12-21-2005, 11:13 PM
Yes I'd give about 20% of what I "routinely carry" in my wallet. This is about $15-$20 bucks. I think a minimum of $10 is necessary though.

RandBriscoe
12-21-2005, 11:44 PM
It seems odd to me that anyone would suggest that they shouldn't offer money. This person is providing you a (presumably) very valuable service. I would start at $10 and increase commensurate with how much trouble it was to get it to me...

DrSavage
12-21-2005, 11:47 PM
I would always offer a reward and accept anything offered.

Oski
12-21-2005, 11:56 PM
[ QUOTE ]

3 weeks later (around christmas time) i sent their family a honeybaked ham and a christmas card that read: "since you saved me so much trouble i figured i would save you a day of trouble from the kitchen, so here's a ham. thank you for your kindess."

[/ QUOTE ]

Very classy. The world needs more like you.

I lost my wallet about 8 years ago in San Fran. Some lady mailed it to me. I called her up and thanked her and offered her a reward for being so kind (and I wanted to pay her back for the mail charges).

Well, she declined, but asked if I could make a donation to a specific charity in her name.

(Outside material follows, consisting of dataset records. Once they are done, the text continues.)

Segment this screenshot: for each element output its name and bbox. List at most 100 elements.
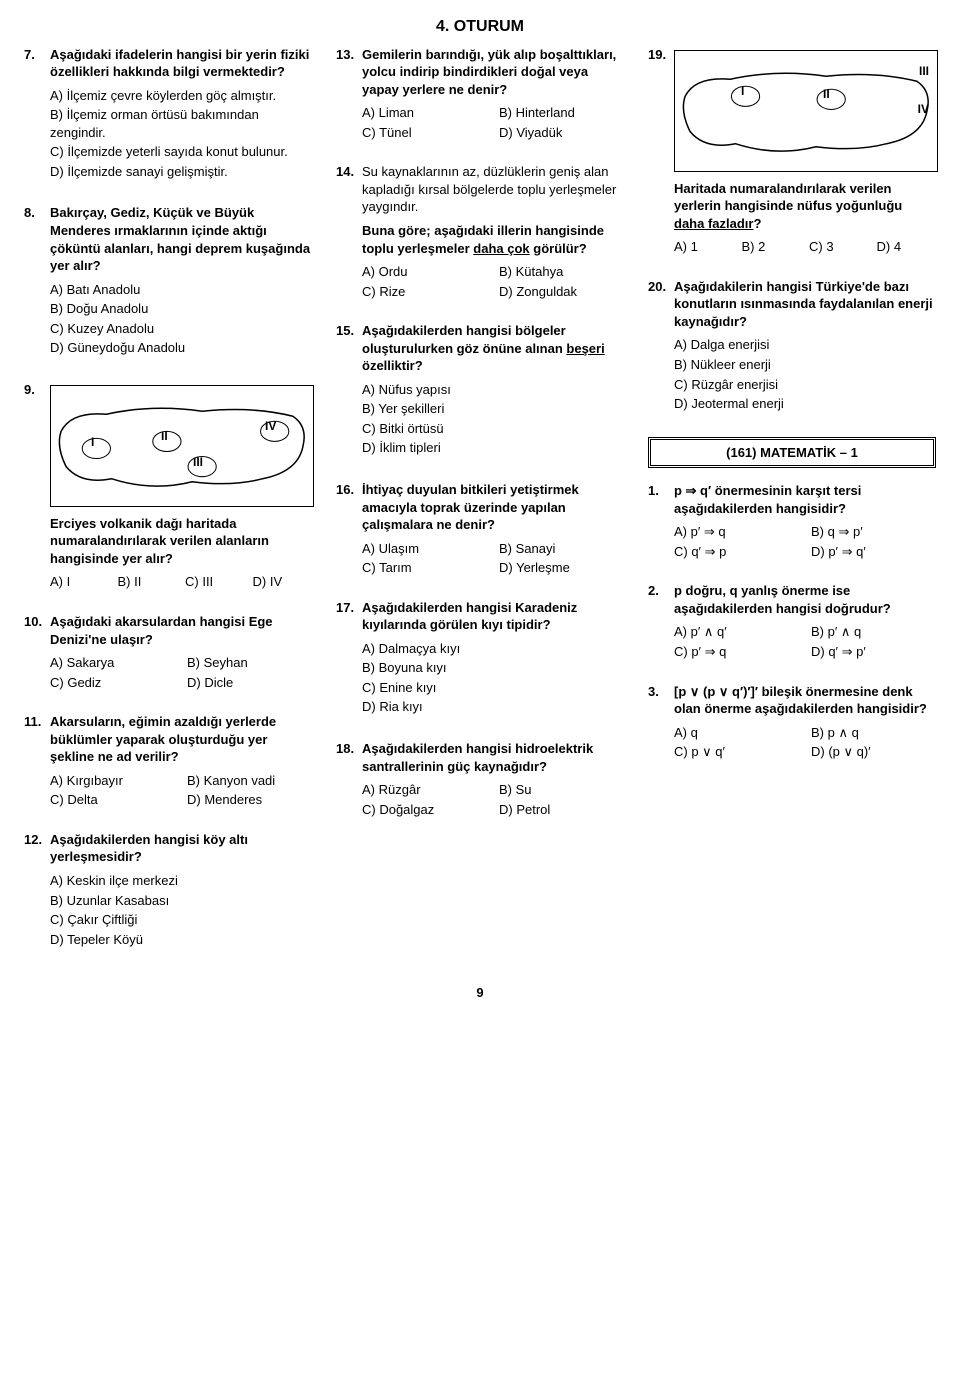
option-b: B) Uzunlar Kasabası [50,892,312,910]
option-a: A) Sakarya [50,654,175,672]
page-number: 9 [24,984,936,1002]
question-stem: p doğru, q yanlış önerme ise aşağıdakile… [674,582,936,617]
question-7: 7. Aşağıdaki ifadelerin hangisi bir yeri… [24,46,312,183]
map-label-iv: IV [918,101,929,117]
option-a: A) Batı Anadolu [50,281,312,299]
question-stem: Gemilerin barındığı, yük alıp boşalttıkl… [362,46,624,99]
option-b: B) Su [499,781,624,799]
option-b: B) Nükleer enerji [674,356,936,374]
question-number: 7. [24,46,50,183]
question-stem: Aşağıdakilerden hangisi Karadeniz kıyıla… [362,599,624,634]
question-19: 19. I II III IV Haritada numaralandırıla… [648,46,936,256]
option-a: A) Ordu [362,263,487,281]
question-number: 2. [648,582,674,660]
option-b: B) Boyuna kıyı [362,659,624,677]
option-b: B) Sanayi [499,540,624,558]
option-a: A) Dalga enerjisi [674,336,936,354]
option-c: C) q′ ⇒ p [674,543,799,561]
option-a: A) q [674,724,799,742]
option-b: B) Hinterland [499,104,624,122]
question-stem: Aşağıdakilerin hangisi Türkiye'de bazı k… [674,278,936,331]
column-2: 13. Gemilerin barındığı, yük alıp boşalt… [336,46,624,973]
question-number: 18. [336,740,362,818]
question-stem: Bakırçay, Gediz, Küçük ve Büyük Menderes… [50,204,312,274]
map-label-i: I [741,83,744,99]
column-3: 19. I II III IV Haritada numaralandırıla… [648,46,936,973]
option-d: D) İlçemizde sanayi gelişmiştir. [50,163,312,181]
question-16: 16. İhtiyaç duyulan bitkileri yetiştirme… [336,481,624,577]
option-c: C) Bitki örtüsü [362,420,624,438]
option-b: B) Yer şekilleri [362,400,624,418]
option-b: B) Kütahya [499,263,624,281]
question-stem: [p ∨ (p ∨ q′)′]′ bileşik önermesine denk… [674,683,936,718]
question-15: 15. Aşağıdakilerden hangisi bölgeler olu… [336,322,624,459]
option-b: B) İlçemiz orman örtüsü bakımından zengi… [50,106,312,141]
question-number: 16. [336,481,362,577]
option-c: C) Rüzgâr enerjisi [674,376,936,394]
question-20: 20. Aşağıdakilerin hangisi Türkiye'de ba… [648,278,936,415]
question-number: 17. [336,599,362,718]
option-c: C) Doğalgaz [362,801,487,819]
question-stem: Akarsuların, eğimin azaldığı yerlerde bü… [50,713,312,766]
option-c: C) Kuzey Anadolu [50,320,312,338]
map-label-i: I [91,434,94,450]
question-number: 10. [24,613,50,691]
option-d: D) Viyadük [499,124,624,142]
option-d: D) q′ ⇒ p′ [811,643,936,661]
math-question-3: 3. [p ∨ (p ∨ q′)′]′ bileşik önermesine d… [648,683,936,761]
column-1: 7. Aşağıdaki ifadelerin hangisi bir yeri… [24,46,312,973]
question-12: 12. Aşağıdakilerden hangisi köy altı yer… [24,831,312,950]
question-9: 9. I II III IV Erciyes volkanik dağı har [24,381,312,591]
option-d: D) Ria kıyı [362,698,624,716]
option-b: B) q ⇒ p′ [811,523,936,541]
option-a: A) Nüfus yapısı [362,381,624,399]
option-b: B) Kanyon vadi [187,772,312,790]
option-c: C) 3 [809,238,869,256]
option-b: B) p′ ∧ q [811,623,936,641]
option-b: B) II [118,573,178,591]
turkey-map-q19: I II III IV [674,50,938,172]
option-c: C) Çakır Çiftliği [50,911,312,929]
option-d: D) Jeotermal enerji [674,395,936,413]
question-13: 13. Gemilerin barındığı, yük alıp boşalt… [336,46,624,142]
session-header: 4. OTURUM [24,16,936,38]
option-c: C) III [185,573,245,591]
option-d: D) IV [253,573,313,591]
question-number: 1. [648,482,674,560]
option-a: A) 1 [674,238,734,256]
option-a: A) p′ ∧ q′ [674,623,799,641]
question-8: 8. Bakırçay, Gediz, Küçük ve Büyük Mende… [24,204,312,358]
option-a: A) p′ ⇒ q [674,523,799,541]
question-stem: Buna göre; aşağıdaki illerin hangisinde … [362,222,624,257]
question-stem: p ⇒ q′ önermesinin karşıt tersi aşağıdak… [674,482,936,517]
question-18: 18. Aşağıdakilerden hangisi hidroelektri… [336,740,624,818]
map-label-iii: III [919,63,929,79]
option-d: D) Zonguldak [499,283,624,301]
question-stem: Aşağıdaki akarsulardan hangisi Ege Deniz… [50,613,312,648]
question-intro: Su kaynaklarının az, düzlüklerin geniş a… [362,163,624,216]
option-a: A) Liman [362,104,487,122]
option-a: A) Rüzgâr [362,781,487,799]
math-question-1: 1. p ⇒ q′ önermesinin karşıt tersi aşağı… [648,482,936,560]
option-c: C) Enine kıyı [362,679,624,697]
option-a: A) İlçemiz çevre köylerden göç almıştır. [50,87,312,105]
option-c: C) Tünel [362,124,487,142]
option-d: D) Güneydoğu Anadolu [50,339,312,357]
option-a: A) Kırgıbayır [50,772,175,790]
section-heading: (161) MATEMATİK – 1 [648,437,936,469]
option-c: C) p′ ⇒ q [674,643,799,661]
map-label-iv: IV [265,418,276,434]
option-d: D) Petrol [499,801,624,819]
question-10: 10. Aşağıdaki akarsulardan hangisi Ege D… [24,613,312,691]
option-c: C) p ∨ q′ [674,743,799,761]
map-label-iii: III [193,454,203,470]
question-number: 3. [648,683,674,761]
question-number: 13. [336,46,362,142]
question-number: 11. [24,713,50,809]
question-17: 17. Aşağıdakilerden hangisi Karadeniz kı… [336,599,624,718]
question-number: 15. [336,322,362,459]
question-number: 14. [336,163,362,300]
question-number: 8. [24,204,50,358]
option-b: B) 2 [742,238,802,256]
option-c: C) Delta [50,791,175,809]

I shined that on, as I thought that was offensive. She was supposed to do what she did, yet I still figured it was the right thing to reward her good behavior. However, I felt she was out of line asking me to make the donation in her name. This just felt wrong to me.

I shined her on.

For the record, I have returned the two wallets I have found in the past by mailing them to the address found on the driver's license inside. However, before I did that, I called the person to 1) check to see if the address was still correct; 2) to let them know the wallet was found and that they would not have to cancel anything.

gumpzilla
12-22-2005, 12:02 AM
I like this, I think this style of reward makes everybody feel good and seems a little less mercenary than cash. I agree it would be silly to get offended if somebody offered cash, and if I were returning somebody's wallet I wouldn't expect a reward.

Duke
12-22-2005, 12:14 AM
It depends on the age of the returner. I'd give a little kid a lot more than I'd give an adult, as an attempt at showing them that they did the right thing and I thank them for it.

An adult would get a token offer out of appreciation.